Explaining the origins of CAN within Kalmar’s tractor fleet, Sjögren said: “When we developed the TBL50 to handle the smallest, most sensitive airplanes, we had to measure and limit both the pull/push force on the nose landing gear, as well as the torsional force when turning with the airplane. Loadcells and microcontroller-based CAN nodes from Danfoss were introduced that communicated over CAN bus.”

The introduction of stricter exhaust regulations made finer electronic control of the diesel motors essential, resulting in further integration of CAN bus. Recounted Sjögren: “CAN made it much easier to control the engine and retrieve relevant information such as engine fault codes.” Nowadays, every system within Kalmar’s electric TBLT communicates using CAN. From the motor controllers for traction and the hydraulic pump, to the battery BMS, chargers, DC/DC converter, A/C compressors, range extender diesel etc., multiple CAN bus form the tractor’s ‘neural network’, ensuring precise and hyper-reliable machine control.

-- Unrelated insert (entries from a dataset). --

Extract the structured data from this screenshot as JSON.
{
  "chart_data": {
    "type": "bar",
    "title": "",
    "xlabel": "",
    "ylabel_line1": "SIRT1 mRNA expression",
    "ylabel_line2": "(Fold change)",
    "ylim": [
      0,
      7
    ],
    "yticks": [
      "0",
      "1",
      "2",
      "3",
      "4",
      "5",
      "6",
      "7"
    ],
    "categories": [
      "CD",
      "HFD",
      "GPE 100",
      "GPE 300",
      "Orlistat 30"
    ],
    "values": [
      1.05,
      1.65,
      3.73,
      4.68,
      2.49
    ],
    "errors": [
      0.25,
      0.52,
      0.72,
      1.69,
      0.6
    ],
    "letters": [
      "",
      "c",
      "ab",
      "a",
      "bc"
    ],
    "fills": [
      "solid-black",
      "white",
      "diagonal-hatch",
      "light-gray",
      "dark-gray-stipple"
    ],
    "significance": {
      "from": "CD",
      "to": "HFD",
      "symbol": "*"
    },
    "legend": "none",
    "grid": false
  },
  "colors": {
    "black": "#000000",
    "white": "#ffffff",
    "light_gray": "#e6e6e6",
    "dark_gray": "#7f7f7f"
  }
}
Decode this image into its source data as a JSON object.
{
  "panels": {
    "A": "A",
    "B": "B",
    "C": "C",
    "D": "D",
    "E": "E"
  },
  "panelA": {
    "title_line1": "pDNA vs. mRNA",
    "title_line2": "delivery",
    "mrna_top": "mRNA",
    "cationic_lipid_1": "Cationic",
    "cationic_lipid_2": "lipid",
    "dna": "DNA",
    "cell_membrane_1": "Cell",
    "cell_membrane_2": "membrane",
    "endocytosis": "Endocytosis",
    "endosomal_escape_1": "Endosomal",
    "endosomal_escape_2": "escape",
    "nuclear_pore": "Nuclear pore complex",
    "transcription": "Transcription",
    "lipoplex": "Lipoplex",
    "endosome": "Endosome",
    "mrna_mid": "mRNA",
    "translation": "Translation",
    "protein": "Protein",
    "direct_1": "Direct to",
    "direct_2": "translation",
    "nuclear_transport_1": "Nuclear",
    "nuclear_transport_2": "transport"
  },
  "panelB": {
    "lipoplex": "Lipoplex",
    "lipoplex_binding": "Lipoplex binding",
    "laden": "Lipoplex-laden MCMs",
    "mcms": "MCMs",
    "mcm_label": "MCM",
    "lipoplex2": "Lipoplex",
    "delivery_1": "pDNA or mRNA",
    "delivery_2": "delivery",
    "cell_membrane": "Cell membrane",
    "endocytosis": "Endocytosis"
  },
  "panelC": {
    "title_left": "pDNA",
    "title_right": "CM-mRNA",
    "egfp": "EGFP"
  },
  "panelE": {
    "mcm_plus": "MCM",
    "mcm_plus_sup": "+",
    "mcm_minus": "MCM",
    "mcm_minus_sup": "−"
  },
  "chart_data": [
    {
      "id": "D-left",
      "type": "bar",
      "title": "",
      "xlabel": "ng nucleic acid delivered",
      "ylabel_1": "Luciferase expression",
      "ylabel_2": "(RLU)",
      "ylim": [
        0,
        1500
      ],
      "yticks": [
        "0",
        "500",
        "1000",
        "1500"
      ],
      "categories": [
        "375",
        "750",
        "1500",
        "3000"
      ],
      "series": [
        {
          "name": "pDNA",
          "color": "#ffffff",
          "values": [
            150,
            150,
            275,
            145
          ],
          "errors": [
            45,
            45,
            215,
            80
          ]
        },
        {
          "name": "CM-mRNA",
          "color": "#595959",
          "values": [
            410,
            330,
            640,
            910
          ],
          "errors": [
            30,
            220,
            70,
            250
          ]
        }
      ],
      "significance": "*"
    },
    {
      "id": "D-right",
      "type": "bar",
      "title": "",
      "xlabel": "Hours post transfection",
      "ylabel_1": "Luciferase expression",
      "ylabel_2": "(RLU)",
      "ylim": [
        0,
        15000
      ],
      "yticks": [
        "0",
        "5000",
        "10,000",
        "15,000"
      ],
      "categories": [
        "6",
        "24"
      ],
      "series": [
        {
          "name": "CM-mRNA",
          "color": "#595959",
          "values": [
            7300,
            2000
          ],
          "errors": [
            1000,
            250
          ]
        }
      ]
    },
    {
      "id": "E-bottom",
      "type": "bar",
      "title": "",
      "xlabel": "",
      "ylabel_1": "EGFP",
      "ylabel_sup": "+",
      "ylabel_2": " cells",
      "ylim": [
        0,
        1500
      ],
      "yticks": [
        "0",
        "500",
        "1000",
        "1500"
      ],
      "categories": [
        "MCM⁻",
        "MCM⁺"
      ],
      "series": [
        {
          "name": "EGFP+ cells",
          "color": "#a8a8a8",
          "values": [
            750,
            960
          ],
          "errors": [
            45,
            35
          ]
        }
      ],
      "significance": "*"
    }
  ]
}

Kvaser Memorator Pro 2xHS v2

Kalmar Motor’s was initially introduced to Kvaser through an OEM device to download software to the engine controllers and for real-time fault diagnosis. Kalmar now also uses several Kvaser Memorator data loggers in test and service scenarios. On the TBL800, Kalmar’s latest model, there are two Kvaser Memorator’s on each machine, logging three different CAN bus simultaneously. The company also uses Kvaser’s free CanKing bus monitoring software.

While Kalmar’s electric technology started out serving small aircraft, Kalmar’s TBL800 now handles all wide-body aircrafts, including the Airbus A380 and Boeing 747. Says Sjögren: “The TBL800 was developed for electric traction from the start. Yes, there are larger forces, weights and electrical currents than we have been used to, but we have been able to solve these issues. Today, all of our tractor models are available in electric versions.”